“The ambassador should not say that he is protecting democracy in our country. It has still not been investigated which role he played in all this,” he said, according to the Russian news agency Interfax.
These claims however have been denied by Studio Total, the Swedish PR agency behind the teddy bear drop.
“Of course we didn't work with the government. As we've said from the beginning, we worked alone without contacting anyone.
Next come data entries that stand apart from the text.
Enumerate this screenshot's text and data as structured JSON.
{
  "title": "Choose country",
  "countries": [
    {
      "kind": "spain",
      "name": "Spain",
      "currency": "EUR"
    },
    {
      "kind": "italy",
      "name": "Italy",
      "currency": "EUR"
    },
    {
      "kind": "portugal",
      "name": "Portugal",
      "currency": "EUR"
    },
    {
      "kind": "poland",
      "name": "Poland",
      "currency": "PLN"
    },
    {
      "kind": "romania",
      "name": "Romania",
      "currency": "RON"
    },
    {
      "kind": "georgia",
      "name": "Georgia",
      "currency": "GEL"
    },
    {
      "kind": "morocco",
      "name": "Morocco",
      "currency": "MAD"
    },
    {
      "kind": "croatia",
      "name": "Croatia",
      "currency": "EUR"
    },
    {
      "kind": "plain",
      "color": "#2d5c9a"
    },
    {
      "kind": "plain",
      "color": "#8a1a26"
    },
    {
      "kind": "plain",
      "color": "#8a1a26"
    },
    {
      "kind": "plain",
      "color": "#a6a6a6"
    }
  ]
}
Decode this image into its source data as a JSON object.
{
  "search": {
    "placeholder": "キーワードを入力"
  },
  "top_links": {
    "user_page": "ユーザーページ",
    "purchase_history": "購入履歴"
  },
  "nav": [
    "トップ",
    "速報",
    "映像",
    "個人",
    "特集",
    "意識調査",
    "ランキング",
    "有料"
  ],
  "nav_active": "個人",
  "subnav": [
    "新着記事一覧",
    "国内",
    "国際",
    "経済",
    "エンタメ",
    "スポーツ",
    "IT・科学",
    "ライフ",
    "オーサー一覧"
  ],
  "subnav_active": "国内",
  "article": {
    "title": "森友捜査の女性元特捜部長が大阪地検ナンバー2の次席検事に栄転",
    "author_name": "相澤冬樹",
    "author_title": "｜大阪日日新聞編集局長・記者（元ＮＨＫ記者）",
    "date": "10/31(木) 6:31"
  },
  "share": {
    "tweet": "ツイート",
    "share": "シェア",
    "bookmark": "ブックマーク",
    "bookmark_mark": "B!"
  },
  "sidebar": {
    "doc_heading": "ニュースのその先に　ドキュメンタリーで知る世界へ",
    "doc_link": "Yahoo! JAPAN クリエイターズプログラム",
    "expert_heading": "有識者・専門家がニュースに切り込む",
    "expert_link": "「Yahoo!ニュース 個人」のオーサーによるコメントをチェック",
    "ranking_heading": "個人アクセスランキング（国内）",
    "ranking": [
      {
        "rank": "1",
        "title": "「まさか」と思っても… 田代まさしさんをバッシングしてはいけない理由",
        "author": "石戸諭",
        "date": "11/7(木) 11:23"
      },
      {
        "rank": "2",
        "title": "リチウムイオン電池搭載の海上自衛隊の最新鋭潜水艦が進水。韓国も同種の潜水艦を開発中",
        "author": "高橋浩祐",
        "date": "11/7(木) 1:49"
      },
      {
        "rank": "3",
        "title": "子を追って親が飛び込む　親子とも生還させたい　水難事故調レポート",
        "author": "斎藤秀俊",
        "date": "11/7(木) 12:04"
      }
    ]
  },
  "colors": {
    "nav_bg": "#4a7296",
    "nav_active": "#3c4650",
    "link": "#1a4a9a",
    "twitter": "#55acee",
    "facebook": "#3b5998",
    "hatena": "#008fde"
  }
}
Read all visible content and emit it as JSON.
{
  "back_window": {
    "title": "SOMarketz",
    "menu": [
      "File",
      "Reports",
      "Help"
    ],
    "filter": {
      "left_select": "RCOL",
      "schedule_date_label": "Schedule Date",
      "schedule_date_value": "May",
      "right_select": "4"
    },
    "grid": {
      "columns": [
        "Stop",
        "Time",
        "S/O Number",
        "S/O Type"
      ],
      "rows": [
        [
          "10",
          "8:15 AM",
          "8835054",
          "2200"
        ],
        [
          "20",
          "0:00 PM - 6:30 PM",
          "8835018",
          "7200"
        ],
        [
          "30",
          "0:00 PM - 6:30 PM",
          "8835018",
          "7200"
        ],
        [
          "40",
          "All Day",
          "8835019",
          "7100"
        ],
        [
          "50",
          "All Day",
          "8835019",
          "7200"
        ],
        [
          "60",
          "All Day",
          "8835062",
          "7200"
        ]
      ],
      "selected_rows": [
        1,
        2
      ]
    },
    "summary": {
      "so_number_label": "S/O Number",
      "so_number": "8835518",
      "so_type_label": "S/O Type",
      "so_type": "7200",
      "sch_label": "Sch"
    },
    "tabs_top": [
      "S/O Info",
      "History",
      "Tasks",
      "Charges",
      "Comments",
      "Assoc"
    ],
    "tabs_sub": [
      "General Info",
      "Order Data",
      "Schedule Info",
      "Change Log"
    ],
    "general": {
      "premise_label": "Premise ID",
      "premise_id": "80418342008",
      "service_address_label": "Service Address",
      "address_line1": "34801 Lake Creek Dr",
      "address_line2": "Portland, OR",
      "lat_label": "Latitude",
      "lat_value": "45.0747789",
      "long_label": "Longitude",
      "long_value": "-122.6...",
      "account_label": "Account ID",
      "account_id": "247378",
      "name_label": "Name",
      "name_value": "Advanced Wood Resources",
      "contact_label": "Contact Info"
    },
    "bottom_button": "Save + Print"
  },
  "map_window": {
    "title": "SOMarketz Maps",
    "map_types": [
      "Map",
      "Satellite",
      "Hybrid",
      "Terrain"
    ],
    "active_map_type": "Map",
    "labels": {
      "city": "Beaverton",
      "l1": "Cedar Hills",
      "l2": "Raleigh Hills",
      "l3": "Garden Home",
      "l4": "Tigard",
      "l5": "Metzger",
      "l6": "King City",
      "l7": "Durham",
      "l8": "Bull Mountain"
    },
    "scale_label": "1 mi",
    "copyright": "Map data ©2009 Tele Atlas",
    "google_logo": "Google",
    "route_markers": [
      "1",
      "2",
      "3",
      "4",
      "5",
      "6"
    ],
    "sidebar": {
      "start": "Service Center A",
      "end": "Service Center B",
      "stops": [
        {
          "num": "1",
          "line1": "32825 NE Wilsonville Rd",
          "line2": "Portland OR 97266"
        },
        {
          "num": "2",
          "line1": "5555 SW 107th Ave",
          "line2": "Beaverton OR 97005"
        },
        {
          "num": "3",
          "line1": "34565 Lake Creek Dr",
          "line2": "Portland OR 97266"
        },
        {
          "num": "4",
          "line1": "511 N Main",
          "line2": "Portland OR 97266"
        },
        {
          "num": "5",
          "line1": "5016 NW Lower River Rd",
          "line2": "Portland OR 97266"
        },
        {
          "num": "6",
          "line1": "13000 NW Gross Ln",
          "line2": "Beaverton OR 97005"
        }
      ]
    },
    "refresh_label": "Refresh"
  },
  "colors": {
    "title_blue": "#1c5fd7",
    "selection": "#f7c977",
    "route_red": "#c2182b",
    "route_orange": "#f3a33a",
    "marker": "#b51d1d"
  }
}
There is no substance to these accusations,” company founder Per Cromwell told The Local on Thursday.
“Lukashenko is simply trying to use the teddy bears to get rid of an ambassador who has been challenging him, it seems as if he just wants to make a connection, where there is none."
“It's probably impossible for him to understand that a small Swedish PR company was even able to make such a move as we did without collaboration from the government," Cromwell concluded.
The Belarusian president furthermore claimed that he has “concrete evidence” that the Lithuanian airfield from which the Swedes' plane took off was also in cahoots with the Swedish government.
According to Cromwell, these accusations are also baseless.
“He is just paranoid - as most dictators usually are,” he said.
Meanwhile, the team at Studio Total is eagerly awaiting the results of the EU ambassadors' meeting on Friday, explaining that they have no idea what will come of that.
For the time being however, Cromwell is pleased with the impact of the stunt.
“Newspapers around the world have been writing about the situation in Belarus, and this is great. The regime is being put under a lot of pressure, whereas prior to our campaign there were hardly any articles at all,” he told The Local.
“We're interested to watch how the situation develops.”